C’est élever les siens. (Je reprend la définition de Gustave Thibon). Thibon a raison de comparer la morale au Moyen-Âge et maintenant : l’humanité actuelle est en pleine décadence, et ça s’accélère de plus en plus ; et du point de vue de la moralité (en tant que disposition émotive et idéal universel), elle est certainement en progrès (éveil des consciences de beaucoup).
Thibon ajoute que nos ancêtres avaient moins de morale mais plus de mœurs. Nous, nous avons plus de morale mais moins de mœurs.

MŒURS : habitudes (d’un individu, d’une société) relatives à la pratique du bien et du mal, dit le dictionnaire Le Robert, qui encourage ainsi la guerre perpétuelle de la dualité. Car qu’est-ce que c’est « des bonnes mœurs » et des « mauvaises mœurs » ?? Thibon entend le mot mœurs plutôt comme une COUTUME, un USAGE chez un peuple. Il explique par exemple que les anciens paysans possédaient, malgré l’étroitesse presque « immorale » de leur âme, un profond capital de traditions religieuses et familiales et de sagesses naturelles ou instinctives : leurs enfants ont dilapidé ce capital. Bref, les paysans faisaient corps avec la terre qu’ils cultivaient, et jouaient ainsi un rôle organique dans la cité : leurs enfants détachés du sol natal, n’aspirent qu’à partir en ville devenir bourgeois ou fonctionnaire anonymes et parasites. Les paysans étaient parfois brutaux avec leurs enfants, MAIS ILS EN AVAIENT : leurs fils entourent les leurs de plus de tendresse et de plus de soins, mais ils n’en ont presque plus.
Toujours d’après Thibon qui a connu une personne ayant tué quatre enfants dans son sein (non par malice, mais par faiblesse, par manque d’instincts solides et d’encadrement social) et qui trouvait monstrueux qu’on pût frapper un enfant pour le corriger... « Cet écart entre la sensibilité affective et les mœurs profondes, c’est la distance entre l’enfant assassiné et l’enfant gâté qui nous en fournit la mesure ». L’enfant gâté aujourd’hui c’est cette république possédée par le Grand Orient de France.

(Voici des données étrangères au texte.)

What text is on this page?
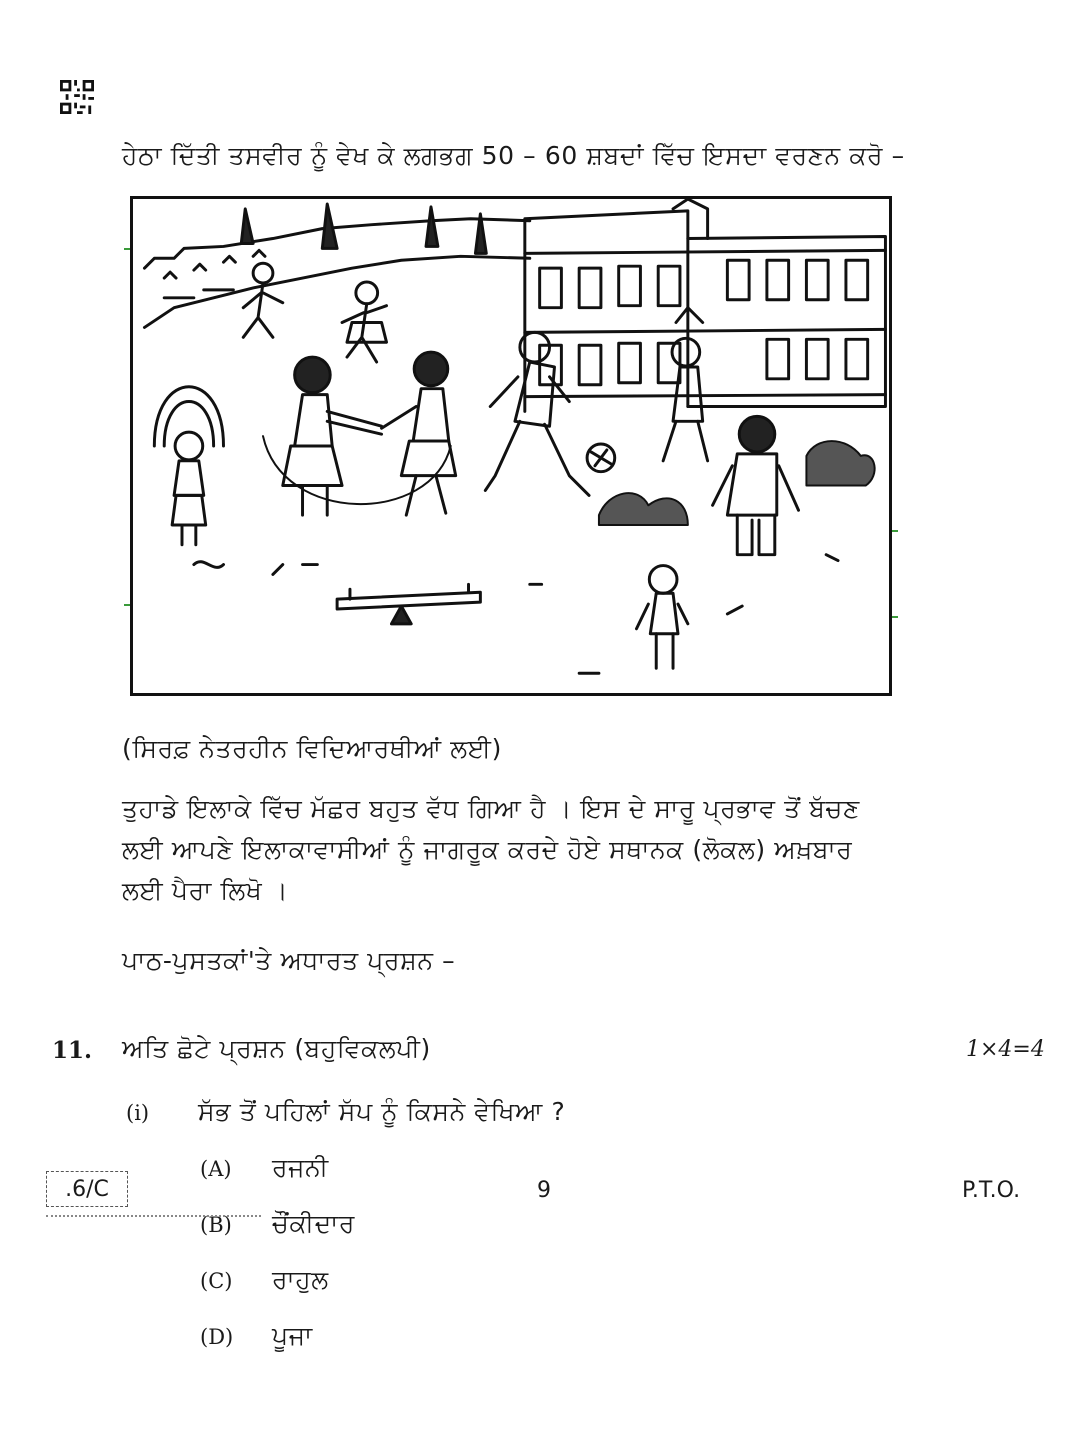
ਹੇਠਾ ਦਿੱਤੀ ਤਸਵੀਰ ਨੂੰ ਵੇਖ ਕੇ ਲਗਭਗ 50 – 60 ਸ਼ਬਦਾਂ ਵਿੱਚ ਇਸਦਾ ਵਰਣਨ ਕਰੋ –
(ਸਿਰਫ਼ ਨੇਤਰਹੀਨ ਵਿਦਿਆਰਥੀਆਂ ਲਈ)
ਤੁਹਾਡੇ ਇਲਾਕੇ ਵਿੱਚ ਮੱਛਰ ਬਹੁਤ ਵੱਧ ਗਿਆ ਹੈ । ਇਸ ਦੇ ਸਾਰੂ ਪ੍ਰਭਾਵ ਤੋਂ ਬੱਚਣ
ਲਈ ਆਪਣੇ ਇਲਾਕਾਵਾਸੀਆਂ ਨੂੰ ਜਾਗਰੂਕ ਕਰਦੇ ਹੋਏ ਸਥਾਨਕ (ਲੋਕਲ) ਅਖ਼ਬਾਰ
ਲਈ ਪੈਰਾ ਲਿਖੋ ।
ਪਾਠ-ਪੁਸਤਕਾਂ'ਤੇ ਅਧਾਰਤ ਪ੍ਰਸ਼ਨ –
11. ਅਤਿ ਛੋਟੇ ਪ੍ਰਸ਼ਨ (ਬਹੁਵਿਕਲਪੀ)	1×4=4
(i) ਸੱਭ ਤੋਂ ਪਹਿਲਾਂ ਸੱਪ ਨੂੰ ਕਿਸਨੇ ਵੇਖਿਆ ?
(A) ਰਜਨੀ
(B) ਚੌਂਕੀਦਾਰ
(C) ਰਾਹੁਲ
(D) ਪੂਜਾ
.6/C	9	P.T.O.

En résumé, Gustave Thibon écrit que les mœurs sont une morale vécue plutôt que représentée, une morale fondue dans la nécessité physique bien dans le matérialisme triomphant de l’après 1789 ; une morale du sentiment et de l’action.

« L’innocence devant le mal - Une plaie toujours ouverte et qui ne s’infecte jamais, une espèce de BLESSURE INVULNÉRABLE », il n’y pas meilleurs définition de l’innocence, de la pureté donné par Gustave Thibon (Notre regard qui manque à la lumière).

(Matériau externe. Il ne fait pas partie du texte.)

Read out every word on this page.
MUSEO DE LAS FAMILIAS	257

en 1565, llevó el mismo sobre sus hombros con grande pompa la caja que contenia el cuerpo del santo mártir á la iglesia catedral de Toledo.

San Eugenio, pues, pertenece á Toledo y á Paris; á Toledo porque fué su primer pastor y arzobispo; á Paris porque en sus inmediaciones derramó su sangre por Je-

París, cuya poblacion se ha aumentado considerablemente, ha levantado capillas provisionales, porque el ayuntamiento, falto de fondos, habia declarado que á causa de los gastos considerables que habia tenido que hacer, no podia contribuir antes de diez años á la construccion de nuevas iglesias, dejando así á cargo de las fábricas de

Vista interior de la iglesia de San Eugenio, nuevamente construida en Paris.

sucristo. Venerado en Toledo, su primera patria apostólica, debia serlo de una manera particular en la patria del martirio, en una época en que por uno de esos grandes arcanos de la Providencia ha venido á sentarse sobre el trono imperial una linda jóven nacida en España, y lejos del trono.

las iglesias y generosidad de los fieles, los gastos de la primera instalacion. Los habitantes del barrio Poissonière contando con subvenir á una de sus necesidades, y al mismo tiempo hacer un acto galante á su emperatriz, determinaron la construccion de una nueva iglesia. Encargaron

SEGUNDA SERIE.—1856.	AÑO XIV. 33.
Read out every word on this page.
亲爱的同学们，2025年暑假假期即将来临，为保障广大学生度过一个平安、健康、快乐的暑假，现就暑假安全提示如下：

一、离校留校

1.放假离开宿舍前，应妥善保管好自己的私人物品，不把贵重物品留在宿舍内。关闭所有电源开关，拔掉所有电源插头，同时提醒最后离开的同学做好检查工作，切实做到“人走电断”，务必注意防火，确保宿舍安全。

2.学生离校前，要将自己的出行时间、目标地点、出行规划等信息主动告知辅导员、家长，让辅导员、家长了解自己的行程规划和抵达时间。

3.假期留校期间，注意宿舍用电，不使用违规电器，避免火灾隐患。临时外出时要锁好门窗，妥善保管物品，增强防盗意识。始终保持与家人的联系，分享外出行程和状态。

D’une société et de mœurs basées sur le sens du devoir et de la faute (Adamisme), sur les interdictions, sur la stabilité, sur la famille, sur l’épargne et le sacrifice (absence de confort), sur l’autoconsommation, sur l’indéterminé ou notion de l’infinie ; nous sommes passé à une société et une morale basées sur des valeurs opposées : sur les droits, les comportements sans inhibitions (mariage gay), la recherche du plaisir immédiat (grâce notamment à la technologie et à l’argent virtuel), sur la liberté sexuelle (mariage gay), sur l’absence d’engagements et de hiérarchies, sur la mobilité (modèle juif et mondialisme). Nous sommes bien passé à une morale hédoniste que résume par exemple l’existentialisme à la Jean-Paul Sartre.

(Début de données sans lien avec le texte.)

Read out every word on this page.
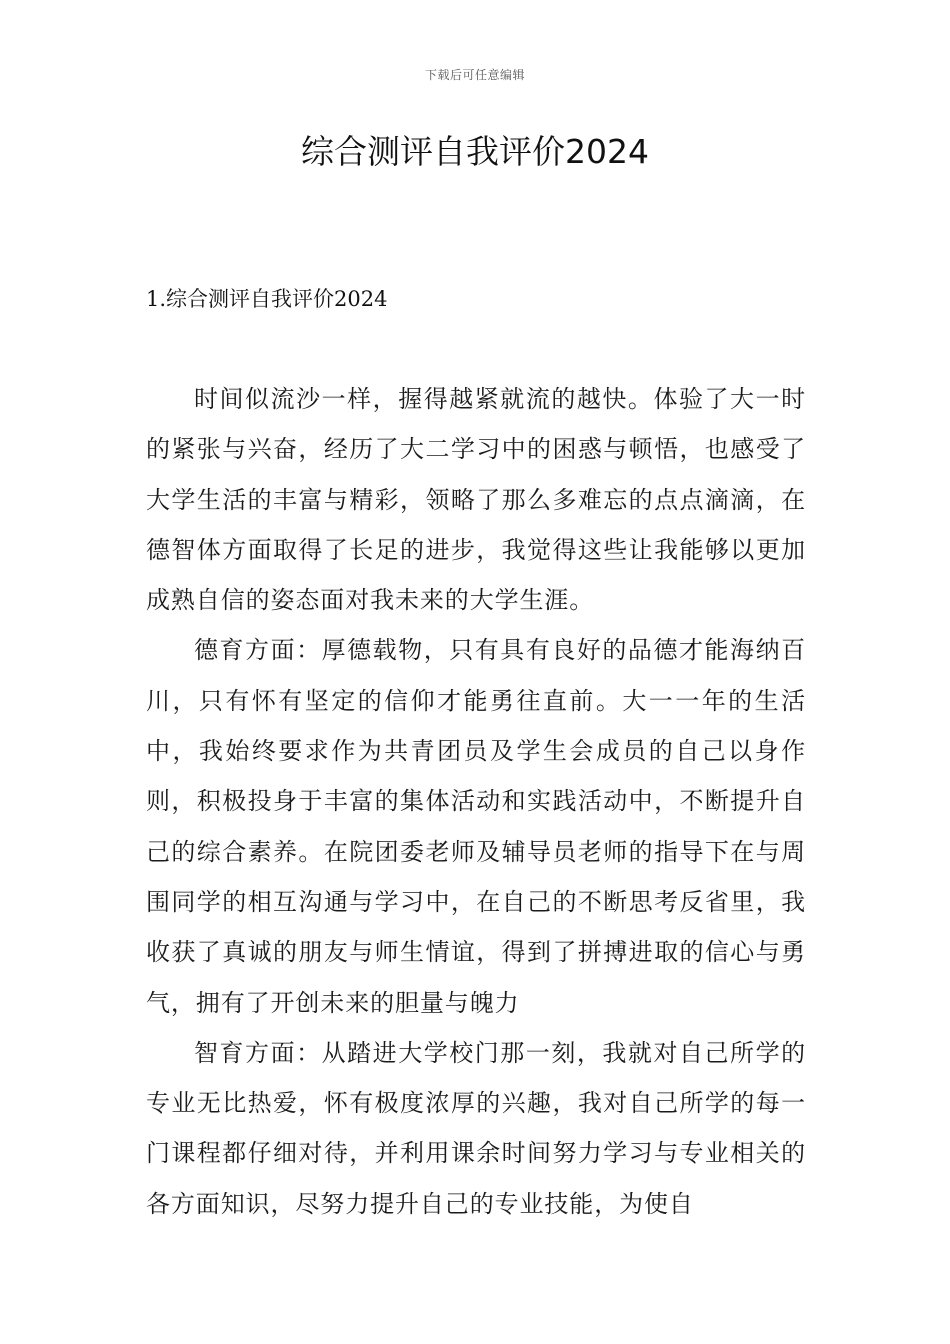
下载后可任意编辑
综合测评自我评价2024
1.综合测评自我评价2024

时间似流沙一样，握得越紧就流的越快。体验了大一时的紧张与兴奋，经历了大二学习中的困惑与顿悟，也感受了大学生活的丰富与精彩，领略了那么多难忘的点点滴滴，在德智体方面取得了长足的进步，我觉得这些让我能够以更加成熟自信的姿态面对我未来的大学生涯。

德育方面：厚德载物，只有具有良好的品德才能海纳百川，只有怀有坚定的信仰才能勇往直前。大一一年的生活中，我始终要求作为共青团员及学生会成员的自己以身作则，积极投身于丰富的集体活动和实践活动中，不断提升自己的综合素养。在院团委老师及辅导员老师的指导下在与周围同学的相互沟通与学习中，在自己的不断思考反省里，我收获了真诚的朋友与师生情谊，得到了拼搏进取的信心与勇气，拥有了开创未来的胆量与魄力

智育方面：从踏进大学校门那一刻，我就对自己所学的专业无比热爱，怀有极度浓厚的兴趣，我对自己所学的每一门课程都仔细对待，并利用课余时间努力学习与专业相关的各方面知识，尽努力提升自己的专业技能，为使自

« Les Juifs, cette poignée de déracinés a causé le déracinement de tout le globe terrestre » (Simone Weil). Déracinement s’entend comme : « Royaume de Dieu (juif) sur Terre », soit le matérialisme et sa religion du fric, ou dans un moindre malheur : la conversion de Dieu au judaïsme ! L’ensemble formant l’opinion monothéiste judaïque.